Another Olympics in 2034 is expected to have a $6.6 billion economic impact on the state over the coming decade, according to a new analysis by the University of Utah’s Kem C. Gardner Policy Institute, a boost that includes more than 42,000 job years of employment to the state, along with $2.5 billion in personal income and almost $3.9 billion in state gross domestic product.
With a decade to go before Utah will welcome the world again, what would become an organizing committee charged with staging the Games is expected to stay small for several years and focus on community initiatives, particularly those that encourage young people to get involved in winter sports.
How many other Olympic sites have hosted a second time?
The bid to bring the Winter Games back was launched in 2012, by then-Gov. Gary Herbert. It would take nearly a decade for U.S. Olympic officials to commit to going after a Winter Games as soon as 2030, although 2034 was seen as the better option financially to avoid competing for sponsors with the 2028 Summer Games in Los Angeles.

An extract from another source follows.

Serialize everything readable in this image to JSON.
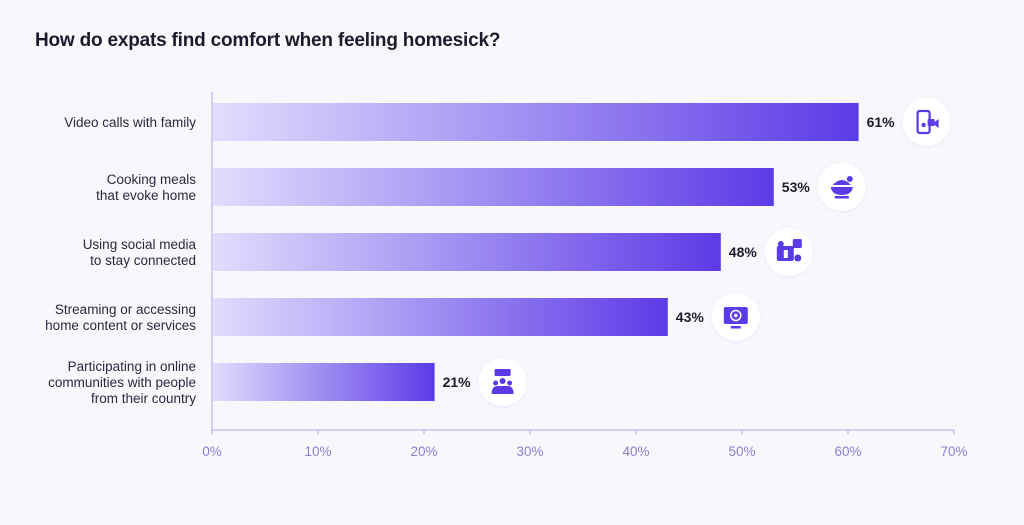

The IOC’s new, less formal bid process doesn’t spell out any timelines so it was never clear when the initial field of 2030 candidates would be reduced, a list that included Sapporo, Japan; and Vancouver, Canada. But when public support lagged for those two cities, the IOC chose to delay an expected decision in December 2022, allowing new contenders to emerge.
Sweden, Switzerland and, eventually, France jumped into the race. By the end of 2023, IOC leaders finally named Salt Lake City their preferred host for 2034, and gave France’s French Alps bid the same designation for 2030, but only after a decision was made to allow both Games to be awarded at the same time.
Last month, both bids were advanced to a final vote of the full IOC membership, but the surprise national elections in France that concluded in early July put a decision on 2030 on hold pending the signing of the needed government guarantees that any financial shortfalls would be covered.
But the French Alps bid for 2030 was awarded earlier Wednesday subject to their submission after an appearance by French President Emmanuel Macron offering the “full commitment” of the French government.
Utah now joins 10 other places in hosting at least two Olympics. For Winter Games, that’s St. Moritz, Switzerland, in 1928 and 1948; Lake Placid, New York, 1932 and 1980; Cortina, Italy, 1956 and 2026; and Innsbruck, Austria, 1964 and 1976. Athens, Paris, London, Los Angeles and Tokyo have all been hosts of at least two Summer Games and Beijing has hosted both summer and winter.
The support of Utahns for hosting again has stayed strong. The latest Deseret News/Hinckley Institute of Politics poll showed 79% of Utahns are in favor of hosting the 2034 Winter Games. Previous Deseret News/Hinckley Institute of Politics polls in 2022 and 2023 also found a similar level of public backing for another Olympics in Utah at an unspecified date.
Austrian IOC member Karl Stoss, the head of the Future Host Commission that toured Utah’s venues in April, brought up the bid’s “exceptionally high level of public and political support” in the state during a brief report to the IOC ahead of the vote. Stoss said he saw that firsthand at the Salt Lake City International Airport at the end of the visit.
“I went to an information desk and asked for my gate,” he said, the man there “looked at me and said, ‘Hey! You are from the Olympics. Yes, man, bring it back. Bring back the Olympic Games to Salt Lake City.’ This is Salt Lake City, Utah.”
Happy crowds gathered in the Rural restaurant in Paris for an Olympic bid watch party and then to celebrate. Just like the presenters in the massive main hall of the Palais des Congres de Paris, many wore matching jackets and accessories (the men in dark blue with ties, the women in light blue with neck scarves) and rang cow bells.
Before leaving the stage at the IOC meeting, Cox had a message directly to Utahns celebrating the news of the award back home.
“We’re back, baby,” the governor said.